Фраза «проблема с мужчиной» повисла между ними, как грозовая туча, заряженная электричеством. Ей не хотелось отвечать на этот вопрос.
— Да, думаю, обратилась бы. Но она не обращалась.
— А когда она жила у тебя, тоже ничего не говорила? Ты ничего особенного за ней не замечала?
— Нет, она не говорила, я не замечала. А ты сам не можешь что-нибудь сказать по этому поводу? Она ведь и у тебя прожила два дня.
— Да я почти не видел ее. Она проводила все время со своими университетскими друзьями. Ну, знаешь, уходила к кому-нибудь на обед, возвращалась в два часа ночи, спала до полудня, недолго болталась по дому, и все по новой.
Салли Фримен-Ричардс глубоко вздохнула.
— Знаешь, Скотт, — произнесла она рассудительным тоном, — на мой взгляд, пока что нет оснований усматривать в этом какое-то отклонение от нормы. Если у нее возникнет какая-нибудь проблема, рано или поздно она обратится к одному из нас. Я думаю, мы можем положиться на нее. Какой смысл беспокоиться по поводу воображаемых проблем, пока она сама нам не пожаловалась? Мне кажется, ты делаешь из мухи слона.
Очень разумный подход, подумал Скотт, — прогрессивный, либеральный, вполне соответствующий их положению и среде, в которой они живут. И в корне неверный.
Она встала и направилась к старинному шкафчику в углу гостиной. По пути поправила установленное на консоли китайское блюдо, отступила назад и, нахмурившись, стала его рассматривать. Было слышно, как где-то вдали играют дети, но в комнате единственным звуком, кроме наших голосов, было звенящее напряжение.
— Почему все-таки Скотту почудилась какая-то угроза? — повторила она вопрос, который я ей задал.
— Да. Вы воспроизвели текст письма, и его можно трактовать практически как угодно. Его бывшая жена подошла к этому очень разумно, не желая делать скоропалительных выводов.
— Как и подобает юристу, вы хотите сказать?
— Ну да — взвешенно.
— И вы полагаете, это было разумно? — спросила она и помахала рукой в воздухе, словно отметая мои соображения. — Скотт просто знал, что знает. Наверное, это можно назвать инстинктом, хотя этот термин слишком упрощает дело. Это какое-то атавистическое животное чувство внутри нас, которое подсказывает нам, что что-то идет не так.

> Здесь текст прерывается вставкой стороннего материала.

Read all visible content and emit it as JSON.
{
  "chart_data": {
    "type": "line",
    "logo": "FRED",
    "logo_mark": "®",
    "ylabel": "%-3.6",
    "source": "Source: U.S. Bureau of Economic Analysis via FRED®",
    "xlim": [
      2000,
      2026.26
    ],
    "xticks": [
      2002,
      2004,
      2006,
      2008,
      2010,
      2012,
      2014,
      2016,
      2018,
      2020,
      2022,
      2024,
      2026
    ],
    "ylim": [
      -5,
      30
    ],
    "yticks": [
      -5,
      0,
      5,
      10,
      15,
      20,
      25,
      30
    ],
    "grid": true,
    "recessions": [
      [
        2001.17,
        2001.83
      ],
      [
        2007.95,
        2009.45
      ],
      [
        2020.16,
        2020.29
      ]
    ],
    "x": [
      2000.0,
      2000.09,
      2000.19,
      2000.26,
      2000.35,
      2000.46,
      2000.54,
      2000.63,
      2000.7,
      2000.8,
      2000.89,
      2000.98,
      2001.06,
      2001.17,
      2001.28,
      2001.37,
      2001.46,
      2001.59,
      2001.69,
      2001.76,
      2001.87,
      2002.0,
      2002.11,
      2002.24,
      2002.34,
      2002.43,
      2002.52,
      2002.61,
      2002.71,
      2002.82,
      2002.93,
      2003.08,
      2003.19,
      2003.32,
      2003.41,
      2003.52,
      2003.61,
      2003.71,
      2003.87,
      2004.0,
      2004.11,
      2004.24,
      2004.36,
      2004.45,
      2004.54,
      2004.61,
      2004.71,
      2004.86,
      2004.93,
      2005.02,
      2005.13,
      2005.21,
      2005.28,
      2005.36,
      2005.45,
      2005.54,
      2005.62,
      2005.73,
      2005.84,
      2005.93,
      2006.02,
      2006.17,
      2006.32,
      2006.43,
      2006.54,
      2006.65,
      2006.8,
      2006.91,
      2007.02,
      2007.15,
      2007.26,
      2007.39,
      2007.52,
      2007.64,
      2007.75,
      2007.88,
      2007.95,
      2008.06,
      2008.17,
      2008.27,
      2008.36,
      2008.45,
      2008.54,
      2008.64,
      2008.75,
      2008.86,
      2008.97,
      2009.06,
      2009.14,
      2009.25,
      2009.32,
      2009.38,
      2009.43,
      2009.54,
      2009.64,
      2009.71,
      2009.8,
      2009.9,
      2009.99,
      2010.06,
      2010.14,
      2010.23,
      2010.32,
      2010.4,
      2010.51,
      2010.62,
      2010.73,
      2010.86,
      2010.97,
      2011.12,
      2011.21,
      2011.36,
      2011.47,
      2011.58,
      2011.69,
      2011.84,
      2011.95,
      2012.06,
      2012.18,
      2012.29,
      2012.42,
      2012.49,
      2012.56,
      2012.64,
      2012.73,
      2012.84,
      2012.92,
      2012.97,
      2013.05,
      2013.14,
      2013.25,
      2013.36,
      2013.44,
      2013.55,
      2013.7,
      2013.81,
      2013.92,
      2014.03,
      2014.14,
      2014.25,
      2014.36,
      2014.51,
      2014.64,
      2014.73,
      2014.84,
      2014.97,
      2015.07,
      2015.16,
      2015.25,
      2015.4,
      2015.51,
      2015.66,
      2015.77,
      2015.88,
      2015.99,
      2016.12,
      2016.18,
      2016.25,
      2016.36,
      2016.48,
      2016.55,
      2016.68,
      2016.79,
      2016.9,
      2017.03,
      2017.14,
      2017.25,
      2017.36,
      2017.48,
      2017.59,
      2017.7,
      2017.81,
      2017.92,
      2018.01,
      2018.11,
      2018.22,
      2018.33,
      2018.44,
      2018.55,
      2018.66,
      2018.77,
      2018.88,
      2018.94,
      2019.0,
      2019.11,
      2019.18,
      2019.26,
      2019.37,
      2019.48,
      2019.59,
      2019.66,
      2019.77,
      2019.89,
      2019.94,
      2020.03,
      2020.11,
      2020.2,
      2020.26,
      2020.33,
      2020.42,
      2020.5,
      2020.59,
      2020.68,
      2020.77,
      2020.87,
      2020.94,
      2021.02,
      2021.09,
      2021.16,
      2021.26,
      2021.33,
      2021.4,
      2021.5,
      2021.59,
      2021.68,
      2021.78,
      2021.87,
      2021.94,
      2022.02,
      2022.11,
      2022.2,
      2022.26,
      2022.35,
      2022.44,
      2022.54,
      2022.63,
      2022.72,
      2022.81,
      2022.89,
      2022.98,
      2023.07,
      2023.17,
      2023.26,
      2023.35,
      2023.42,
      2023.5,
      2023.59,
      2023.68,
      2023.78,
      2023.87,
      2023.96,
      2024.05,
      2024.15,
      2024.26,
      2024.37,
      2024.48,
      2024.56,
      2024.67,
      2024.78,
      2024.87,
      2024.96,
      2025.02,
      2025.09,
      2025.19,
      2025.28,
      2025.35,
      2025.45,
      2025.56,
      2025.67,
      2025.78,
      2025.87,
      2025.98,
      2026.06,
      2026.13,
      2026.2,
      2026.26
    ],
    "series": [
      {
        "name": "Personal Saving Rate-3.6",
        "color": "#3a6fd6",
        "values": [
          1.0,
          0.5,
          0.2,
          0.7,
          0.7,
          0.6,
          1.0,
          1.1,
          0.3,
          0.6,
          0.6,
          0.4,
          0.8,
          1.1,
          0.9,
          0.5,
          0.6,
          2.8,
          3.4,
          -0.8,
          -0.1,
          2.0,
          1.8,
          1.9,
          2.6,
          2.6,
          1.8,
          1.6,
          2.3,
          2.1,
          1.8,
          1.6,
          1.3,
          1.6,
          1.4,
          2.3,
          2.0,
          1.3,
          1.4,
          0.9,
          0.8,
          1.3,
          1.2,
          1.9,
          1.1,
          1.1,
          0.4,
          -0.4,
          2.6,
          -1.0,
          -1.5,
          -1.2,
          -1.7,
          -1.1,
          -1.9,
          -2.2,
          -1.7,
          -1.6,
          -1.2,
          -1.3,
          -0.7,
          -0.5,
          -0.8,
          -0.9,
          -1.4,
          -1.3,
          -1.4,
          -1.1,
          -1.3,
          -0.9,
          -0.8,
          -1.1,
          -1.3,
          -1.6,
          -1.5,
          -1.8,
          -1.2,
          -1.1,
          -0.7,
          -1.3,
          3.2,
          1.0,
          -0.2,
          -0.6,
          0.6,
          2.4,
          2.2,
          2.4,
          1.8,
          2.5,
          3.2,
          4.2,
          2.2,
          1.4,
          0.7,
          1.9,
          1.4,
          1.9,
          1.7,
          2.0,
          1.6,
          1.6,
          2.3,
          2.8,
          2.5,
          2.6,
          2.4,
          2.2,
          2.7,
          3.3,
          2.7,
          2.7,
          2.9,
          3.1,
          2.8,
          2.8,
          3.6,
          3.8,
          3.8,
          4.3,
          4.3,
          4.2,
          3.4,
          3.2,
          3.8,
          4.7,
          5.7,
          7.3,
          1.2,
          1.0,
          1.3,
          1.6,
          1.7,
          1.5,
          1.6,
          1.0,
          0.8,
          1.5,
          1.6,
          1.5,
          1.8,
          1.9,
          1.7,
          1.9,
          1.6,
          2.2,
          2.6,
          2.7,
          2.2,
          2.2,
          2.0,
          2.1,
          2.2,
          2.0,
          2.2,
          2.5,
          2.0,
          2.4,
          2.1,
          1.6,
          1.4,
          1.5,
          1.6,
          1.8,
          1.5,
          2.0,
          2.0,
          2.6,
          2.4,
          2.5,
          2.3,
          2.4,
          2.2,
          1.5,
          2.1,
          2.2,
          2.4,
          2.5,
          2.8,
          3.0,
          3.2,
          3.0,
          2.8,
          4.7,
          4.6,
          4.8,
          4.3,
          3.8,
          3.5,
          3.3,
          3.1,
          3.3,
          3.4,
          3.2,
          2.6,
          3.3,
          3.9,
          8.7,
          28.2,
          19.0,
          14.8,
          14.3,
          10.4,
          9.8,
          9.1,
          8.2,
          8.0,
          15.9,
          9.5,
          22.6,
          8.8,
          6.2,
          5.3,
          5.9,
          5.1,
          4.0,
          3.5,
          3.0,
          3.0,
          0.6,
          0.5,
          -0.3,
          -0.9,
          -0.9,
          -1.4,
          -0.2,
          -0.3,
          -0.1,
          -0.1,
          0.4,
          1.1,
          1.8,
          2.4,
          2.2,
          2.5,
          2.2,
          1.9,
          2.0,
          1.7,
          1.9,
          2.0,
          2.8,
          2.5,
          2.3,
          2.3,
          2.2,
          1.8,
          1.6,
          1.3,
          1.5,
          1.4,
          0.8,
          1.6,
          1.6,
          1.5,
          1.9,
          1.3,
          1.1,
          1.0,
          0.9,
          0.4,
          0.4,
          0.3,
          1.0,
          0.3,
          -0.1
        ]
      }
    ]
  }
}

— По-моему, это несколько надуманно.
— Вот как? А вы не смотрели документальные фильмы о животных в национальном парке Серенгети в Африке? Очень часто в камеру попадает какая-нибудь газель, которая вдруг тревожно поднимает голову, хотя никаких хищников поблизости нет…
— Ну хорошо, я не буду спорить с вами по этому поводу, но все равно я не понимаю, почему…
— Возможно, — прервала она меня, — вы поняли бы, если бы знали человека, который заварил всю эту кашу.
— Да, тогда я, наверное, понимал бы это лучше. Но ведь то же самое можно сказать и о Скотте.
— Конечно. Скотт поначалу не знал о нем абсолютно ничего — ни имени, ни адреса, ни возраста, ни внешности. Он не видел его водительских прав или карточки социального страхования, не имел представления о его работе. Все, что у него было, — это записка с любовными излияниями и вспыхнувшее в глубине его существа ощущение опасности.
— Страх.
— Да, страх. Совершенно безотчетный, как вы отметили. И он был наедине со своим страхом. А разве это не худший вид тревоги? Неопределенная непонятная угроза. Он оказался в трудном положении, согласитесь.
— Да. Большинство людей не стали бы ничего предпринимать.
— Значит, Скотт не такой, как большинство людей.
Я промолчал, и она, вздохнув, продолжила:
— Но если бы он уже тогда, с самого начала, знал, с кем имеет дело, он, возможно… — Она запнулась.
— Что?
— У него, возможно, опустились бы руки.